Cosa fare se hai ricevuto la mail di Trenitalia

Il primo passo, per chi riceve la notifica, è verificare che il messaggio provenga effettivamente da Trenitalia, controllando l'indirizzo mittente e l'assenza di link sospetti. La comunicazione ufficiale non chiede l'inserimento di credenziali o dati di pagamento: qualsiasi email che lo richieda va trattata come potenziale phishing.

Nei mesi successivi alla violazione è utile rafforzare l'attenzione sulle email che citano viaggi reali, prenotazioni o rimborsi, perché gli aggressori potrebbero usare i dati sottratti per costruire messaggi credibili. È opportuno abilitare l'autenticazione a due fattori sull'account dell'area personale, anche se le credenziali non risultano coinvolte, e diffidare di telefonate o SMS che chiedono conferme su dati anagrafici o documenti d'identità. Chi ritiene di aver subito conseguenze concrete può segnalare l'episodio alla Sezione Data Breach del Garante per la protezione dei dati personali e sporgere denuncia alla Polizia Postale.

Errori comuni dopo un data breach

Aprire allegati o link in messaggi non richiesti: il rischio principale segnalato è il phishing. Anche un'email apparentemente coerente con un viaggio recente può nascondere malware o pagine clone che catturano dati ulteriori.
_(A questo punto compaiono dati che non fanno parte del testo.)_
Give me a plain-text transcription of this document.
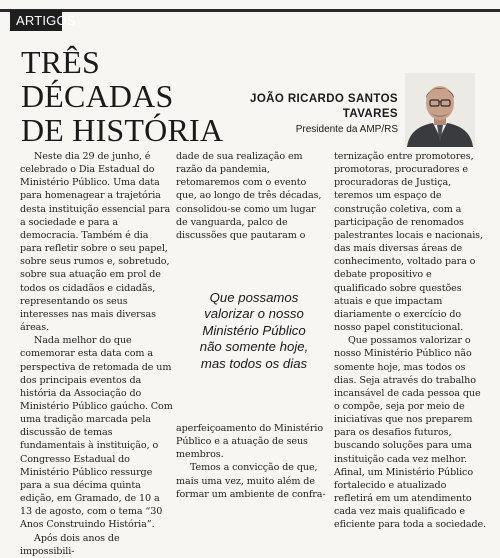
ARTIGOS
TRÊS DÉCADAS
DE HISTÓRIA
JOÃO RICARDO SANTOS
TAVARES
Presidente da AMP/RS

Neste dia 29 de junho, é celebrado o Dia Estadual do Ministério Público. Uma data para homenagear a trajetória desta instituição essencial para a sociedade e para a democracia. Também é dia para refletir sobre o seu papel, sobre seus rumos e, sobretudo, sobre sua atuação em prol de todos os cidadãos e cidadãs, representando os seus interesses nas mais diversas áreas.

Nada melhor do que comemorar esta data com a perspectiva de retomada de um dos principais eventos da história da Associação do Ministério Público gaúcho. Com uma tradição marcada pela discussão de temas fundamentais à instituição, o Congresso Estadual do Ministério Público ressurge para a sua décima quinta edição, em Gramado, de 10 a 13 de agosto, com o tema “30 Anos Construindo História”.

Após dois anos de impossibili-

dade de sua realização em razão da pandemia, retomaremos com o evento que, ao longo de três décadas, consolidou-se como um lugar de vanguarda, palco de discussões que pautaram o

Que possamos
valorizar o nosso
Ministério Público
não somente hoje,
mas todos os dias

aperfeiçoamento do Ministério Público e a atuação de seus membros.

Temos a convicção de que, mais uma vez, muito além de formar um ambiente de confra-

ternização entre promotores, promotoras, procuradores e procuradoras de Justiça, teremos um espaço de construção coletiva, com a participação de renomados palestrantes locais e nacionais, das mais diversas áreas de conhecimento, voltado para o debate propositivo e qualificado sobre questões atuais e que impactam diariamente o exercício do nosso papel constitucional.

Que possamos valorizar o nosso Ministério Público não somente hoje, mas todos os dias. Seja através do trabalho incansável de cada pessoa que o compõe, seja por meio de iniciativas que nos preparem para os desafios futuros, buscando soluções para uma instituição cada vez melhor. Afinal, um Ministério Público fortalecido e atualizado refletirá em um atendimento cada vez mais qualificado e eficiente para toda a sociedade.
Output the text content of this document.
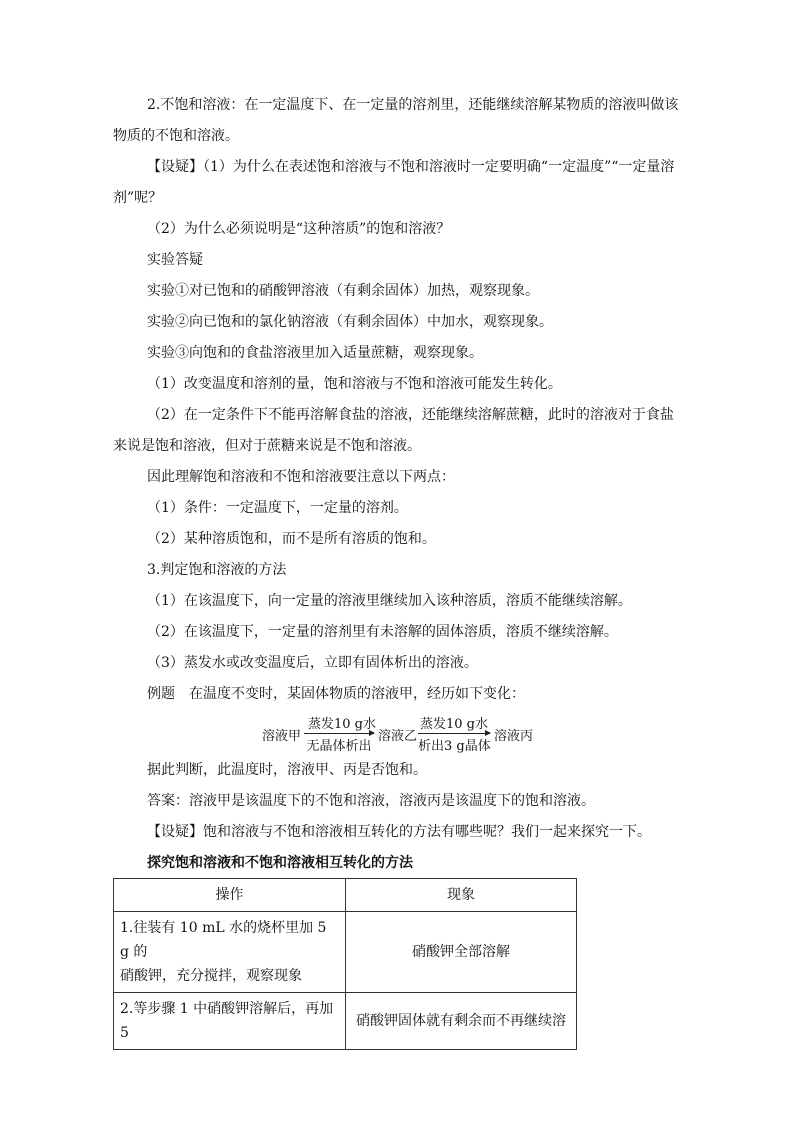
2.不饱和溶液：在一定温度下、在一定量的溶剂里，还能继续溶解某物质的溶液叫做该
物质的不饱和溶液。
【设疑】（1）为什么在表述饱和溶液与不饱和溶液时一定要明确“一定温度”“一定量溶
剂”呢？
（2）为什么必须说明是“这种溶质”的饱和溶液？
实验答疑
实验①对已饱和的硝酸钾溶液（有剩余固体）加热，观察现象。
实验②向已饱和的氯化钠溶液（有剩余固体）中加水，观察现象。
实验③向饱和的食盐溶液里加入适量蔗糖，观察现象。
（1）改变温度和溶剂的量，饱和溶液与不饱和溶液可能发生转化。
（2）在一定条件下不能再溶解食盐的溶液，还能继续溶解蔗糖，此时的溶液对于食盐
来说是饱和溶液，但对于蔗糖来说是不饱和溶液。
因此理解饱和溶液和不饱和溶液要注意以下两点：
（1）条件：一定温度下，一定量的溶剂。
（2）某种溶质饱和，而不是所有溶质的饱和。
3.判定饱和溶液的方法
（1）在该温度下，向一定量的溶液里继续加入该种溶质，溶质不能继续溶解。
（2）在该温度下，一定量的溶剂里有未溶解的固体溶质，溶质不继续溶解。
（3）蒸发水或改变温度后，立即有固体析出的溶液。
例题　在温度不变时，某固体物质的溶液甲，经历如下变化：
溶液甲
蒸发10 g水
无晶体析出
溶液乙
蒸发10 g水
析出3 g晶体
溶液丙
据此判断，此温度时，溶液甲、丙是否饱和。
答案：溶液甲是该温度下的不饱和溶液，溶液丙是该温度下的饱和溶液。
【设疑】饱和溶液与不饱和溶液相互转化的方法有哪些呢？我们一起来探究一下。
探究饱和溶液和不饱和溶液相互转化的方法
操作	现象

1.往装有 10 mL 水的烧杯里加 5 g 的
硝酸钾，充分搅拌，观察现象	硝酸钾全部溶解
2.等步骤 1 中硝酸钾溶解后，再加 5	硝酸钾固体就有剩余而不再继续溶
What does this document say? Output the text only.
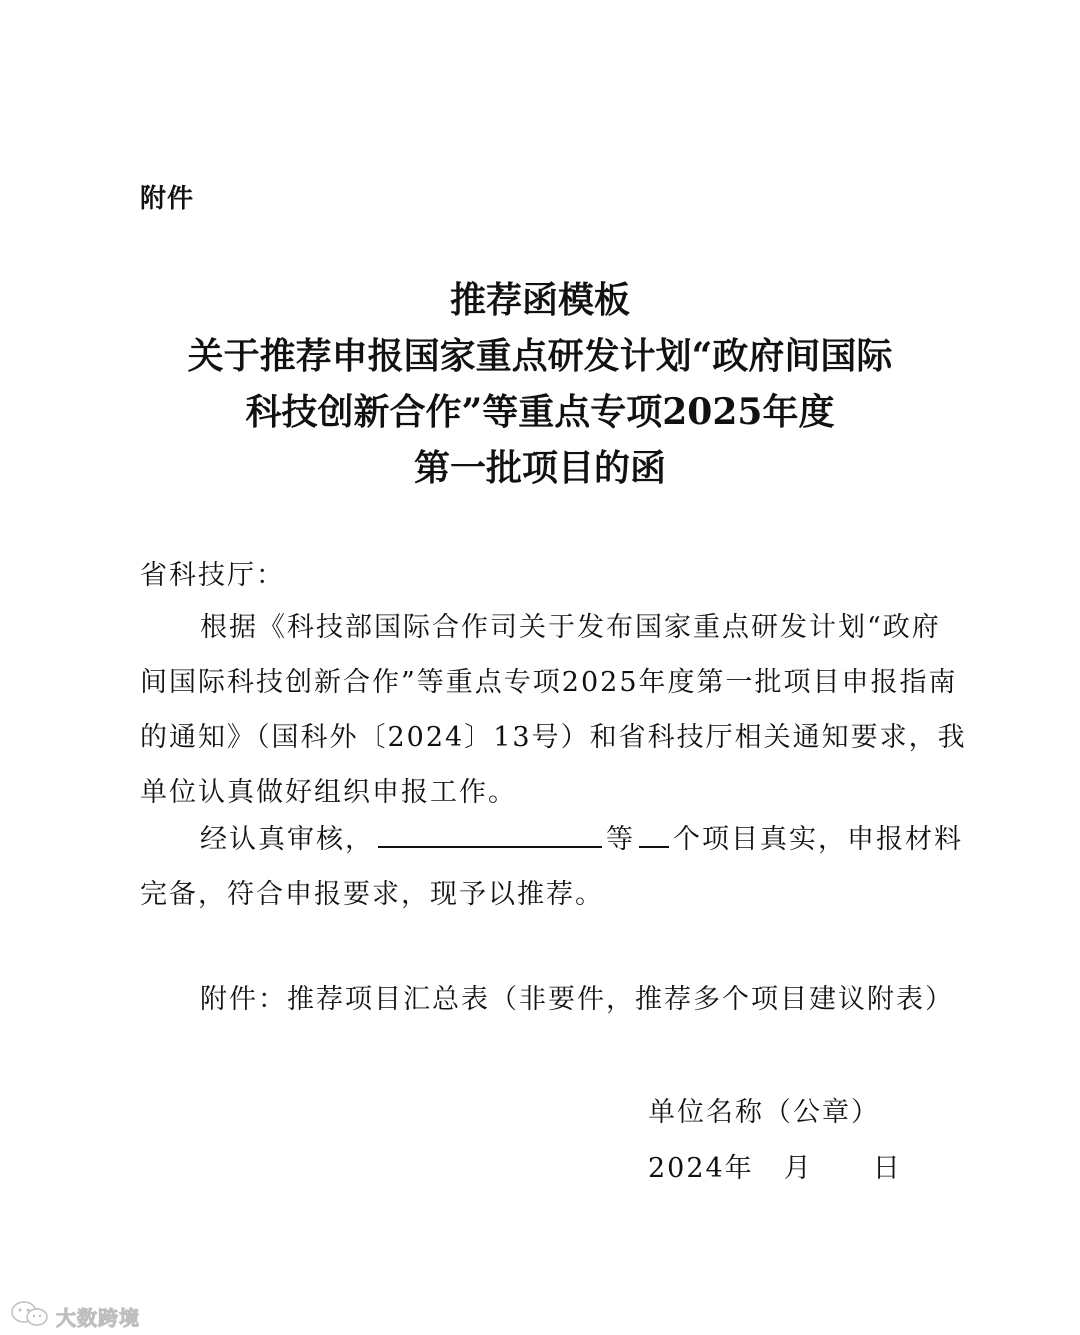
附件
推荐函模板
关于推荐申报国家重点研发计划“政府间国际
科技创新合作”等重点专项2025年度
第一批项目的函
省科技厅：
根据《科技部国际合作司关于发布国家重点研发计划“政府
间国际科技创新合作”等重点专项2025年度第一批项目申报指南
的通知》（国科外〔2024〕13号）和省科技厅相关通知要求，我
单位认真做好组织申报工作。
经认真审核，	等 个项目真实，申报材料
完备，符合申报要求，现予以推荐。
附件：推荐项目汇总表（非要件，推荐多个项目建议附表）
单位名称（公章）
2024年 月 日
大数跨境
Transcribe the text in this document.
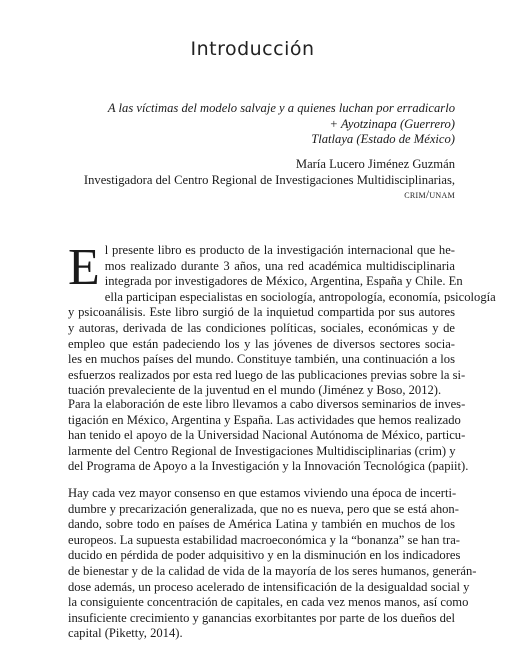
Introducción
A las víctimas del modelo salvaje y a quienes luchan por erradicarlo
+ Ayotzinapa (Guerrero)
Tlatlaya (Estado de México)
María Lucero Jiménez Guzmán
Investigadora del Centro Regional de Investigaciones Multidisciplinarias,
crim/unam
E l presente libro es producto de la investigación internacional que he-
mos realizado durante 3 años, una red académica multidisciplinaria
integrada por investigadores de México, Argentina, España y Chile. En
ella participan especialistas en sociología, antropología, economía, psicología
y psicoanálisis. Este libro surgió de la inquietud compartida por sus autores
y autoras, derivada de las condiciones políticas, sociales, económicas y de
empleo que están padeciendo los y las jóvenes de diversos sectores socia-
les en muchos países del mundo. Constituye también, una continuación a los
esfuerzos realizados por esta red luego de las publicaciones previas sobre la si-
tuación prevaleciente de la juventud en el mundo (Jiménez y Boso, 2012).
Para la elaboración de este libro llevamos a cabo diversos seminarios de inves-
tigación en México, Argentina y España. Las actividades que hemos realizado
han tenido el apoyo de la Universidad Nacional Autónoma de México, particu-
larmente del Centro Regional de Investigaciones Multidisciplinarias (crim) y
del Programa de Apoyo a la Investigación y la Innovación Tecnológica (papiit).
Hay cada vez mayor consenso en que estamos viviendo una época de incerti-
dumbre y precarización generalizada, que no es nueva, pero que se está ahon-
dando, sobre todo en países de América Latina y también en muchos de los
europeos. La supuesta estabilidad macroeconómica y la “bonanza” se han tra-
ducido en pérdida de poder adquisitivo y en la disminución en los indicadores
de bienestar y de la calidad de vida de la mayoría de los seres humanos, generán-
dose además, un proceso acelerado de intensificación de la desigualdad social y
la consiguiente concentración de capitales, en cada vez menos manos, así como
insuficiente crecimiento y ganancias exorbitantes por parte de los dueños del
capital (Piketty, 2014).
Fornire codici o credenziali al telefono: Trenitalia non richiede password, PIN o numeri di carta tramite telefonate o messaggi. Chiunque insista su questi dati va considerato un tentativo di frode.

Ignorare l'email pensando che sia spam: la comunicazione del gruppo non è promozionale e contiene informazioni utili a capire il perimetro della violazione. Cancellarla senza leggerla impedisce di attivare le contromisure.

Cambiare la password solo se richiesto: anche se le credenziali non sono state esposte, aggiornare la password e usare un gestore di chiavi resta una buona pratica generale dopo qualsiasi incidente che coinvolga i propri dati.

Le indagini della Procura e della Polizia Postale

La Procura di Roma ha aperto un fascicolo dopo aver ricevuto l'informativa della Polizia Postale, che sta lavorando per ricostruire da dove sia partito l'attacco e identificare i responsabili. Gli inquirenti analizzano i log di sistema e le tracce lasciate dagli aggressori, mentre l'Agenzia per la cybersicurezza nazionale ha già collaborato alla fase di bonifica dei sistemi colpiti. Trenitalia, parte del gruppo Ferrovie dello Stato, ha confermato che la violazione ha riguardato esclusivamente i dati legati ai titoli di viaggio e ha avviato un piano di rafforzamento delle proprie infrastrutture di sicurezza.

Domande frequenti

Quando è avvenuto l'attacco a Trenitalia?

L'intrusione è stata rilevata il 24 ottobre 2025. Le comunicazioni individuali ai passeggeri coinvolti sono partite solo a giugno 2026, dopo le verifiche tecniche necessarie per identificare con precisione gli utenti interessati.

Quali dati sono stati esposti nel data breach?

Sono stati coinvolti dati anagrafici, di contatto e di viaggio: nome, cognome, data e luogo di nascita, email, numero di telefono, tratta, data e orario del treno, numero del titolo di viaggio, codice carta fedeltà ed estremi del documento d'identità.

I dati di pagamento sono stati rubati?

No. Trenitalia ha confermato che non sono state coinvolte credenziali di accesso agli account né dati relativi ai pagamenti: numero della carta, scadenza e codice di sicurezza restano fuori dal perimetro della violazione.

Perché Trenitalia ha avvisato i passeggeri dopo otto mesi?

L'azienda spiega che le verifiche tecniche per ricostruire gli accessi impropri e individuare con precisione gli utenti interessati hanno richiesto mesi di lavoro delle strutture IT. Solo dopo queste analisi è stato possibile inviare le comunicazioni individuali previste dalla normativa vigente.

Il caso Trenitalia mostra quanto sia lungo il percorso tra l'individuazione di un incidente informatico e la notifica concreta agli utenti. Per i passeggeri il rischio non è finito con la comunicazione di giugno: i dati restano potenzialmente in circolazione e diventeranno carburante per campagne di phishing che richiederanno attenzione nei prossimi mesi.